Beides ist nach Auffassung des Gesundheitsökonomen Professor Dr. Uwe May, seiner Kollegin, der Politikwissenschaftlerin Cosima Bauer und dem Juristen Dr. Heinz-Uwe Dettling keine Lösung, um die flächendeckende Arzneimittelversorgung über Vor-Ort-Apotheken in Deutschland sicherzustellen. In einem Gutachten, das sie im Auftrag der Noweda eG und des Deutschen Apotheker Verlags erstellt haben, kommen die Experten zu dem klaren Schluss: Eine tragfähige Alternative zum Rx-Versandverbot gibt es nach dem Urteil des Europäischen Gerichtshofs vom 19. Oktober 2016 nicht.
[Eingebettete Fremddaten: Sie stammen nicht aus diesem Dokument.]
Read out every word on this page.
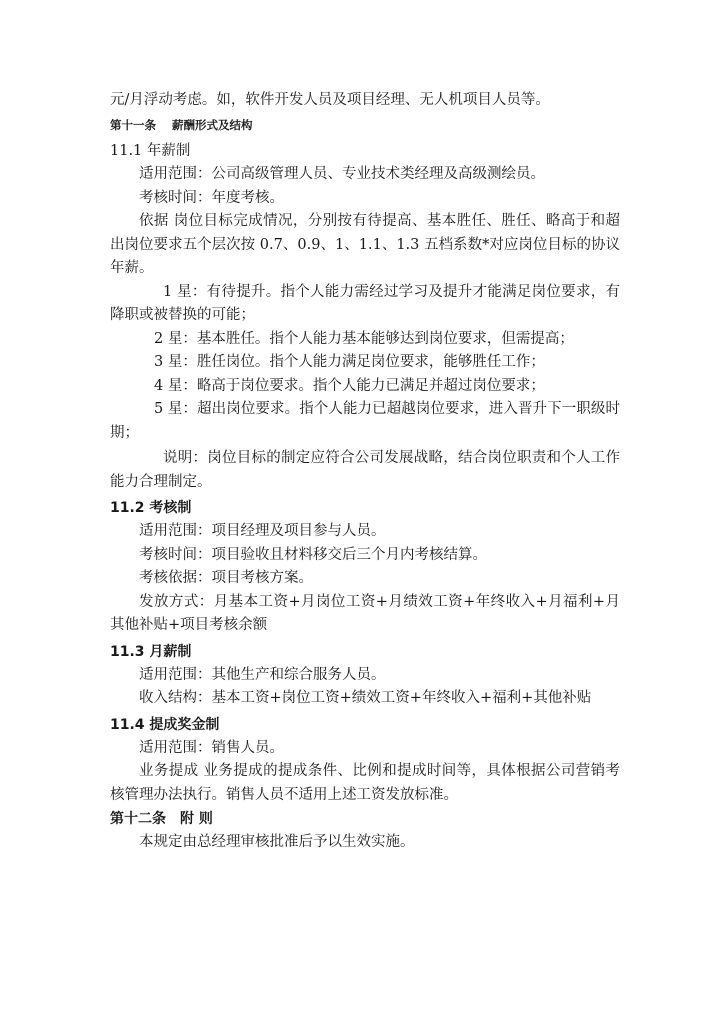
元/月浮动考虑。如，软件开发人员及项目经理、无人机项目人员等。
第十一条 薪酬形式及结构
11.1 年薪制
适用范围：公司高级管理人员、专业技术类经理及高级测绘员。
考核时间：年度考核。
依据 岗位目标完成情况，分别按有待提高、基本胜任、胜任、略高于和超出岗位要求五个层次按 0.7、0.9、1、1.1、1.3 五档系数*对应岗位目标的协议年薪。
1 星：有待提升。指个人能力需经过学习及提升才能满足岗位要求，有降职或被替换的可能；
2 星：基本胜任。指个人能力基本能够达到岗位要求，但需提高；
3 星：胜任岗位。指个人能力满足岗位要求，能够胜任工作；
4 星：略高于岗位要求。指个人能力已满足并超过岗位要求；
5 星：超出岗位要求。指个人能力已超越岗位要求，进入晋升下一职级时期；
说明：岗位目标的制定应符合公司发展战略，结合岗位职责和个人工作能力合理制定。
11.2 考核制
适用范围：项目经理及项目参与人员。
考核时间：项目验收且材料移交后三个月内考核结算。
考核依据：项目考核方案。
发放方式：月基本工资+月岗位工资+月绩效工资+年终收入+月福利+月其他补贴+项目考核余额
11.3 月薪制
适用范围：其他生产和综合服务人员。
收入结构：基本工资+岗位工资+绩效工资+年终收入+福利+其他补贴
11.4 提成奖金制
适用范围：销售人员。
业务提成 业务提成的提成条件、比例和提成时间等，具体根据公司营销考核管理办法执行。销售人员不适用上述工资发放标准。
第十二条 附 则
本规定由总经理审核批准后予以生效实施。
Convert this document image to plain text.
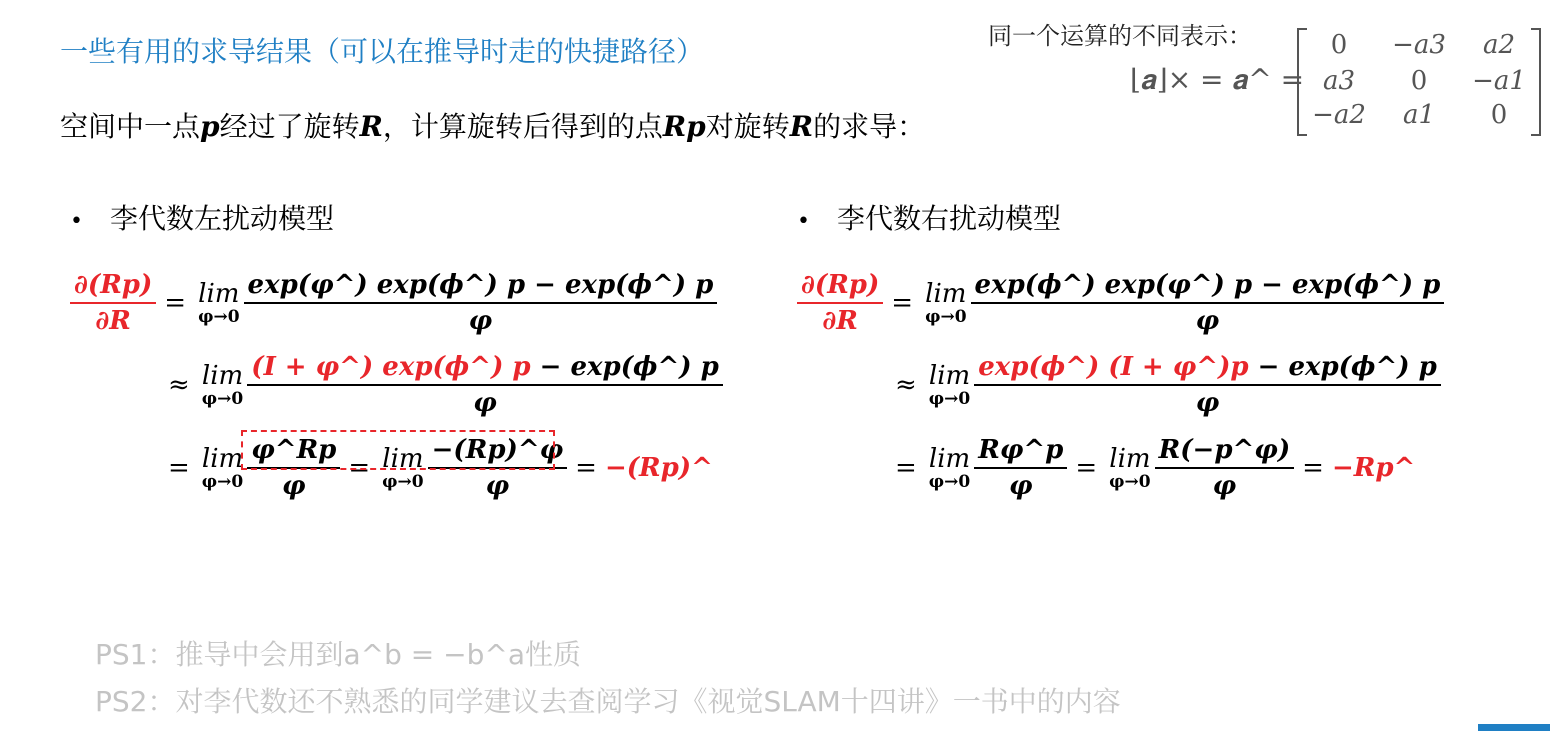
一些有用的求导结果（可以在推导时走的快捷路径）
空间中一点p经过了旋转R，计算旋转后得到的点Rp对旋转R的求导：
同一个运算的不同表示：
⌊𝒂⌋× = 𝒂^ =
0	−a3	a2
a3	0	−a1
−a2	a1	0
• 李代数左扰动模型	• 李代数右扰动模型
$\frac{\partial(Rp)}{\partial R} = \lim$
$\varphi\to 0 \frac{\exp(\varphi\^{}) \exp(\phi\^{}) p - \exp(\phi\^{}) p}{\varphi}$
≈ lim
$\varphi\to 0 \frac{(I + \varphi\^{}) \exp(\phi\^{}) p - \exp(\phi\^{}) p}{\varphi}$
= lim
$\varphi\to 0 \frac{\varphi\^{}Rp}{\varphi} = \lim$
$\varphi\to 0 \frac{-(Rp)\^{}\varphi}{\varphi}$ = −(Rp)^
$\frac{\partial(Rp)}{\partial R} = \lim$
$\varphi\to 0 \frac{\exp(\phi\^{}) \exp(\varphi\^{}) p - \exp(\phi\^{}) p}{\varphi}$
≈ lim
$\varphi\to 0 \frac{\exp(\phi\^{}) (I + \varphi\^{})p - \exp(\phi\^{}) p}{\varphi}$
= lim
$\varphi\to 0 \frac{R\varphi\^{}p}{\varphi} = \lim$
$\varphi\to 0 \frac{R(-p\^{}\varphi)}{\varphi}$ = −Rp^
PS1：推导中会用到a^b = −b^a性质
PS2：对李代数还不熟悉的同学建议去查阅学习《视觉SLAM十四讲》一书中的内容
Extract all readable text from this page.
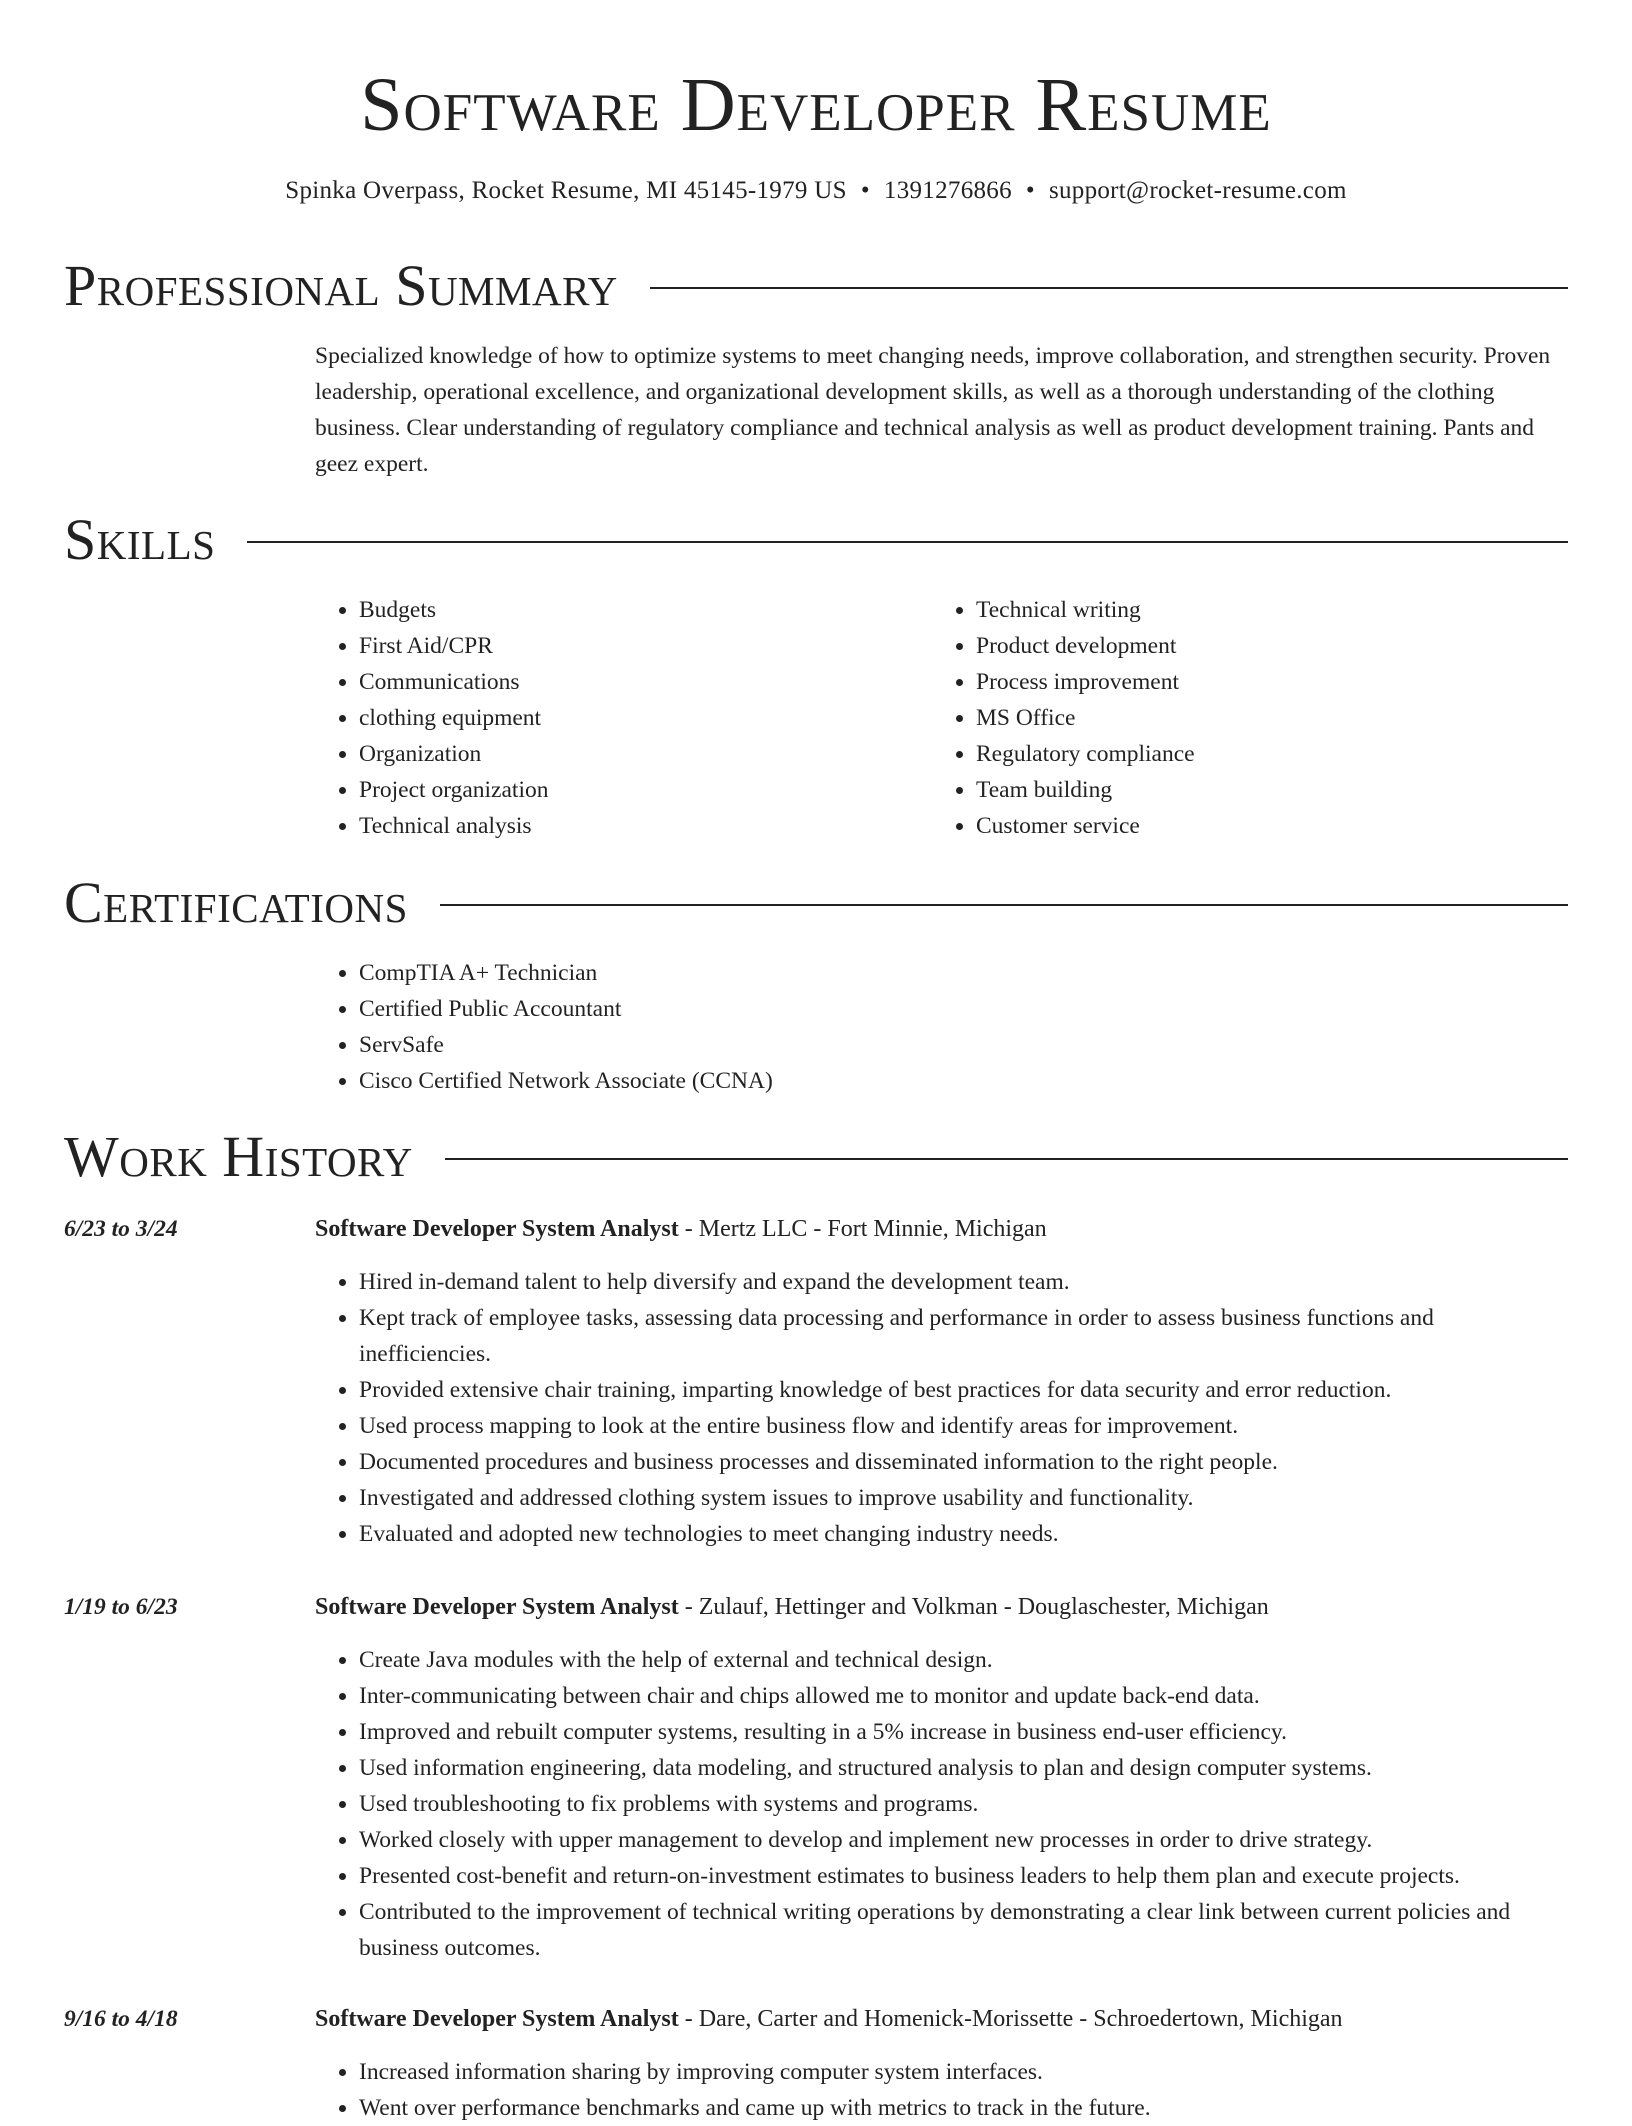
Software Developer Resume
Spinka Overpass, Rocket Resume, MI 45145-1979 US • 1391276866 • support@rocket-resume.com
Professional Summary

Specialized knowledge of how to optimize systems to meet changing needs, improve collaboration, and strengthen security. Proven leadership, operational excellence, and organizational development skills, as well as a thorough understanding of the clothing business. Clear understanding of regulatory compliance and technical analysis as well as product development training. Pants and geez expert.

Skills
• Budgets
• First Aid/CPR
• Communications
• clothing equipment
• Organization
• Project organization
• Technical analysis
• Technical writing
• Product development
• Process improvement
• MS Office
• Regulatory compliance
• Team building
• Customer service
Certifications
• CompTIA A+ Technician
• Certified Public Accountant
• ServSafe
• Cisco Certified Network Associate (CCNA)
Work History
6/23 to 3/24	Software Developer System Analyst - Mertz LLC - Fort Minnie, Michigan
• Hired in-demand talent to help diversify and expand the development team.
• Kept track of employee tasks, assessing data processing and performance in order to assess business functions and inefficiencies.
• Provided extensive chair training, imparting knowledge of best practices for data security and error reduction.
• Used process mapping to look at the entire business flow and identify areas for improvement.
• Documented procedures and business processes and disseminated information to the right people.
• Investigated and addressed clothing system issues to improve usability and functionality.
• Evaluated and adopted new technologies to meet changing industry needs.
1/19 to 6/23	Software Developer System Analyst - Zulauf, Hettinger and Volkman - Douglaschester, Michigan
• Create Java modules with the help of external and technical design.
• Inter-communicating between chair and chips allowed me to monitor and update back-end data.
• Improved and rebuilt computer systems, resulting in a 5% increase in business end-user efficiency.
• Used information engineering, data modeling, and structured analysis to plan and design computer systems.
• Used troubleshooting to fix problems with systems and programs.
• Worked closely with upper management to develop and implement new processes in order to drive strategy.
• Presented cost-benefit and return-on-investment estimates to business leaders to help them plan and execute projects.
• Contributed to the improvement of technical writing operations by demonstrating a clear link between current policies and business outcomes.
9/16 to 4/18	Software Developer System Analyst - Dare, Carter and Homenick-Morissette - Schroedertown, Michigan
• Increased information sharing by improving computer system interfaces.
• Went over performance benchmarks and came up with metrics to track in the future.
Das Boni-Beschränkungs-Szenario

In ihrem Gutachten beleuchten May, Bauer und Dettling verschiedene Szenarien, mit denen die Politik auf das Luxemburger Urteil reagieren kann. Eines davon zeigt auf, wie sich der SPD-Vorschlag einer sozialrechtlichen Deckelung zulässiger Boni auswirken würde. Dazu legen sie bei ihrer Expertise zahlreiche Zahlen und Daten zum Apothekenmarkt zugrunde – unter anderem des Deutschen Arzneimittelprüfinstituts (DAPI), der ABDA und der pharmafakt GmbH.

Das Fazit der Gutachter ist erschreckend: Unter plausiblen Annahmen hinsichtlich des Verbraucherverhaltens und der betriebswirtschaftlichen Situation der Apotheken sowie ihrer Verteilung im Raum bestehe das ernsthafte Risiko, dass mehr als 1.000 Ortschaften in Deutschland mit weniger als 5.000 Einwohnern selbst im Szenario des – vermeintlich – „sanften Wettbewerbs“ mit beschränkten Boni ihre einzige Apotheke im Umkreis von fünf Kilometern verlieren.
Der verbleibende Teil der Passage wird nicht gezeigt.